The latest development in stem cell research will give you a new reason to smile. A research team from Harvard has successfully demonstrated how low-level light therapy can help to repair, regrow, and regenerate teeth. The team was able to use a low-power laser to trigger dental stem cells to create dentin, the hard tissue that makes up the bulk of our teeth. This newest development is further proof of how versatile laser therapy is, and could signal major future developments in stem cell research.

A research team from Harvard University's Wyss Institute studied a variety of clinical applications in restorative dentistry. What they discovered is vastly different from previous stem cell regeneration efforts, which require scientists to extract stem cells from the body, study and manipulate them in a lab, before returning them back to the body. These steps pose challenges in translating the process into a clinical application. But this new dental regeneration study, which was published in the journal Science Translational Medicine , broke the mold.

"Our treatment modality does not introduce anything new to the body, and lasers are routinely used in medicine and dentistry, so the barriers to clinical translation are low," David J. Mooney, Robert P. Pinkas Family Professor of Bioengineering at the Harvard School of Engineering and Applied Sciences, told Harvard's Wyss Institute. "It would be a substantial advance in the field if we can regenerate teeth rather than replace them."

That sounds like a win-win combo right there: nothing is being manipulated and then reintroduced back into the body and the process uses a familiar technology already prevalent in the field of medicine. Really gives you something to grin about, doesn't it?

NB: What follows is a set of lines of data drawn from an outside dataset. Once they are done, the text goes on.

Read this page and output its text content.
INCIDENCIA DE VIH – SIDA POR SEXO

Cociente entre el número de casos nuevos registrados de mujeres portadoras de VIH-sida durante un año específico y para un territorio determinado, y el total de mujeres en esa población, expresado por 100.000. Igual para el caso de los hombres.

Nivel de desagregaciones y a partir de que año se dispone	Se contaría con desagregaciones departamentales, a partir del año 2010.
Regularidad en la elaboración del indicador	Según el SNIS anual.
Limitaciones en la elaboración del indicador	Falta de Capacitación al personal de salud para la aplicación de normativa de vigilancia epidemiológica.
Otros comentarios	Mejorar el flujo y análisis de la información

Working with dentist Praveen Arany, Ph.D., the team studied the application on a group of rodents. Arany drilled holes in their molars, applied low-level laser treatments to the part of the tooth pulp that contains stem cells, and installed temporary caps. After 12 weeks, X-rays and microscopy revealed that the laser treatments had triggered the formation of dentin. While the results were inarguably promising, the difference in scale did present some technical challenges in the procedure.

"It was definitely my first time doing rodent dentistry," Arany told Harvard. Mooney chimed in, "This is one of those rare cases where it would be easier to do this work on a human."

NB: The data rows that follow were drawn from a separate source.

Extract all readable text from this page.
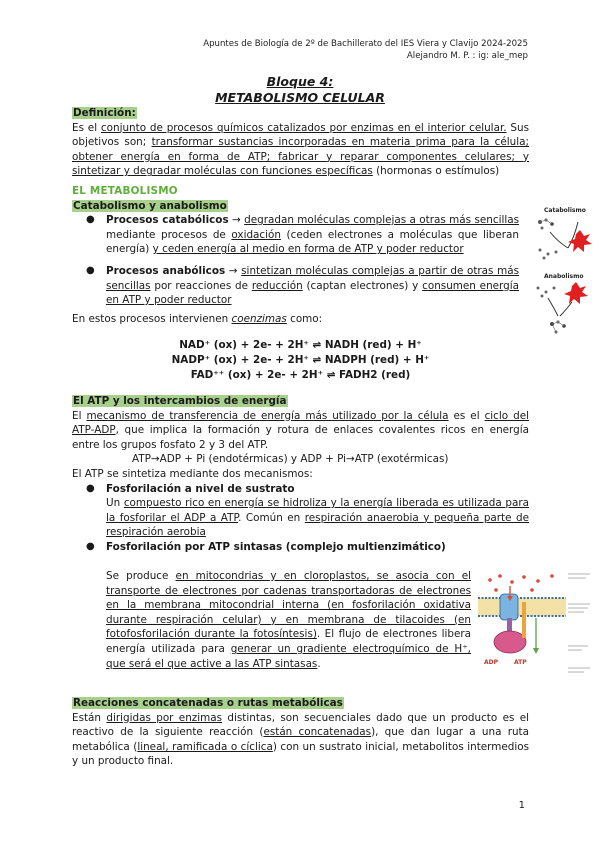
Apuntes de Biología de 2º de Bachillerato del IES Viera y Clavijo 2024-2025
Alejandro M. P. : ig: ale_mep
Bloque 4:
METABOLISMO CELULAR

Definición:

Es el conjunto de procesos químicos catalizados por enzimas en el interior celular. Sus objetivos son; transformar sustancias incorporadas en materia prima para la célula; obtener energía en forma de ATP; fabricar y reparar componentes celulares; y sintetizar y degradar moléculas con funciones específicas (hormonas o estímulos)

EL METABOLISMO

Catabolismo y anabolismo

● Procesos catabólicos → degradan moléculas complejas a otras más sencillas mediante procesos de oxidación (ceden electrones a moléculas que liberan energía) y ceden energía al medio en forma de ATP y poder reductor
● Procesos anabólicos → sintetizan moléculas complejas a partir de otras más sencillas por reacciones de reducción (captan electrones) y consumen energía en ATP y poder reductor

En estos procesos intervienen coenzimas como:

NAD⁺ (ox) + 2e- + 2H⁺ ⇌ NADH (red) + H⁺
NADP⁺ (ox) + 2e- + 2H⁺ ⇌ NADPH (red) + H⁺
FAD⁺⁺ (ox) + 2e- + 2H⁺ ⇌ FADH2 (red)

El ATP y los intercambios de energía

El mecanismo de transferencia de energía más utilizado por la célula es el ciclo del ATP-ADP, que implica la formación y rotura de enlaces covalentes ricos en energía entre los grupos fosfato 2 y 3 del ATP.

ATP→ADP + Pi (endotérmicas) y ADP + Pi→ATP (exotérmicas)

El ATP se sintetiza mediante dos mecanismos:

● Fosforilación a nivel de sustrato
Un compuesto rico en energía se hidroliza y la energía liberada es utilizada para la fosforilar el ADP a ATP. Común en respiración anaerobia y pequeña parte de respiración aerobia
● Fosforilación por ATP sintasas (complejo multienzimático)
Se produce en mitocondrias y en cloroplastos, se asocia con el transporte de electrones por cadenas transportadoras de electrones en la membrana mitocondrial interna (en fosforilación oxidativa durante respiración celular) y en membrana de tilacoides (en fotofosforilación durante la fotosíntesis). El flujo de electrones libera energía utilizada para generar un gradiente electroquímico de H⁺, que será el que active a las ATP sintasas.

Reacciones concatenadas o rutas metabólicas

Están dirigidas por enzimas distintas, son secuenciales dado que un producto es el reactivo de la siguiente reacción (están concatenadas), que dan lugar a una ruta metabólica (lineal, ramificada o cíclica) con un sustrato inicial, metabolitos intermedios y un producto final.

Catabolismo
Anabolismo
ADP	ATP
1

The team then identified the exact molecular mechanism responsible for regenerating the dentin after the laser treatments. The answer was a regulatory protein called transforming growth factor beta-1, which, in tandem with the reactive oxygen species induced by the laser, turned the stem cells into dentin.

Arany plans to take this research and apply it to human clinical trials next. Not only could this discovery prove revolutionary in the field of dentistry, but the same technology could provide the foundation for stem cell research on a broader level. Arany told the Wyss Institute, "We are also excited about expanding these observations to other regenerative applications with other types of stem cells."